Ja, Heinrich Bremer verwuchs immer mehr mit seiner Arbeit, lebte gleich den Syltern mitten im Watt, fing an, gleich ihnen das Kommen und Gehen von Flut und Ebbe mit den Nerven zu spüren. Mit den Sinnen mehr als mit dem Verstande lebte er sich in diese eigentümliche und schwermütige Landschaft ein. Es kam ihm nicht zum Bewußtsein, daß es das Knirschen der Ankerketten am »Loki«, dem großen Bagger, war, das ihm die steigende Flut kündete – neben dem unaufhörlichen, heulenden Kreischen des gewaltigen Ungetüms würde er dies Knirschen auch kaum willensmäßig haben ausmachen können. Irgendwie aber reagierten seine Sinne noch darauf. Auch hätte er nicht in Worten angeben können, wie sich die Färbungen des Wassers änderten, je nachdem, ob es kam oder ging – und doch handelte er ganz unwillkürlich diesen Erkenntnissen zufolge. Er roch den Wind, der aus Südwesten kam – er atmete anders, wenn dieser sich nach Norden drehte. Den Ostwind, den hatte er lange nicht mehr geschmeckt – er wußte kaum noch von ihm, der am günstigsten für seine Arbeit war.

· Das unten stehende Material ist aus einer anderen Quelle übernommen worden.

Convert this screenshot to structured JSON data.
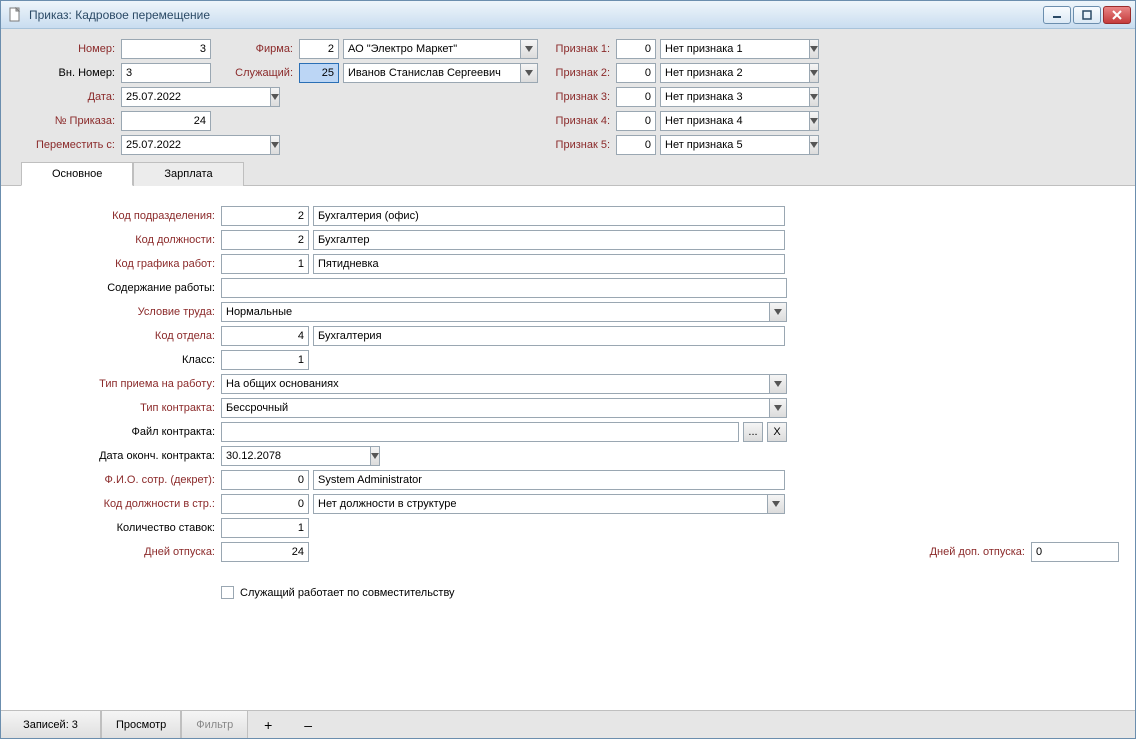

Der Dollar stieg weiter auf 3 – 4 – 5 Millionen. Dann hielt ihm die deutsche Mark wieder stand. Aber nun ließ auch Bremer sich nicht mehr täuschen. Das Blut hämmerte in seinen Schläfen. Sein Herz lag ihm wie ein Fremdkörper in der Brust. »Sie sehen nicht gut aus, Herr Baumeister«, sagte Max Milian Meiners, der Sanitäter, und Bremer widersprach ihm nicht.
Meiners war nun auch der Sylter Kolonne angeschlossen. Er kam aus Archsum, lahmte ein wenig, trat kurz, wie die Sylter sagten, und hatte deshalb den Krieg auch als Sanitäter mitgemacht. Er war ein besonders geschickter Buhnensetzer. Seine Vornamen hielten Bremer sowohl als auch Pastor Eschels für einen kurzgetretenen Maximilian, aber er schwor darauf, daß es ein uralter friesischer Name wäre und hatte seinen Sohn auch nur Milian taufen lassen.
»Uralt!« brummte Pastor Eschels. »Bevor 1864 die Österreicher Sylt von den Dänen befreiten, ist der Name Milian nicht in einem einzigen Kirchenbuch der Insel zu finden; danach aber zunächst immer nur in Verbindung mit Max.«
Diesen Max Meiners hatten die Sylter zu ihrem Arbeiterrat gewählt. Bremer verstand die Wahl nicht recht, denn Meiners hatte eine schwere Zunge und war weit weniger ein Mann des Wortes als etwa Rasmus Claasen. Aber er merkte bald, daß die Sylter selbst dem wunderlichen Mann eine besondere Achtung bewiesen.